In production plants which already have a high degree of automation, e.g. mills as well as feedstuff mills, a conflict of goals has recently developed in that an inexpensive increase in quantity is impossible with existing technical measuring means or is possible only at the cost of qualitative parameters. Increasingly higher installed throughput capacities with persistently strict demands on quality, particularly on the consistency of the quality, require a more precise controlling and monitoring of the production flows. Both the processing quantity and the instantaneous throughput must be constantly determined with weighing precision.
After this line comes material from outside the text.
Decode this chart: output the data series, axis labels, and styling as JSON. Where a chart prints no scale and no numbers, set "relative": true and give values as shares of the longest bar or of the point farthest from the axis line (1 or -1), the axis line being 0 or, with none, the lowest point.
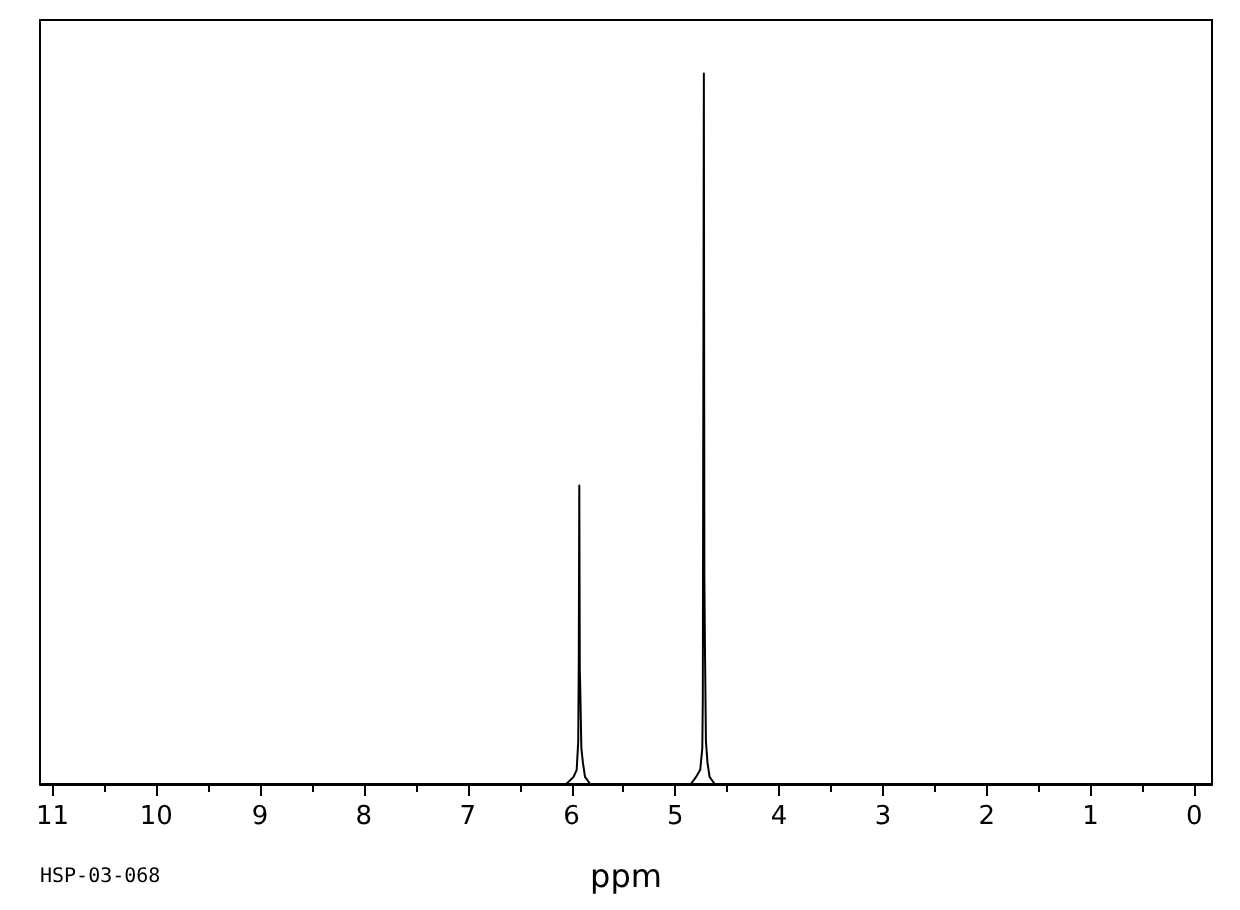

However, accurate weighing involves repeated filling of the weigher, measurement and emptying of the weigher, insofar as accurate weighing is understood to mean weighing by means of weighers which are calibrated by government technicians, and results in an intermittent transporting of the product. In order to overcome this disadvantage, intermediate compensating bins must be used in addition, but this necessitates additional costs. At present, belt weighers are used almost exclusively for continuously determining a production flow with respect to quantity with materials having unfavorable flowing properties, e.g. flour, flour mixtures, break, bran, etc., and for a continuous transporting of the product. Belt weighers have the great advantage that the problems of flow behavior of the product to be weighed have virtually no influence. The product is continuously guided on the weighing belt, weighed and discharged, likewise in a continuous manner. But this solution is disadvantageous in two respects. A belt weigher is less accurate than a classic hopper scale. While the latter works easily within a tolerance of +/-1 to 2%, this value ranges from +/-2% to 1% in belt weighers. The other disadvantageous aspect consists in the cost for belt weighers and particularly in the operating expense for maintenance, cleaning, servicing, etc. Belt weighers are expensive and can only be successful in the processing of very highly priced products such as chemical substances. Not many belt weighers are found in foodstuff and feedstuff plants for the aforementioned reasons, but also because belt weighers require relatively large horizontal dimensions. In past years, great efforts have also been made to monitor the product flow with entirely different measuring systems, but without greater success.
Another special problem consists in the throughput capacity, which regularly amounts to well over one ton per hour in present-day milling operations; the usual amounts are 10 . . . 20 . . . 50 or more tons per hour for the respective production flows to be measured.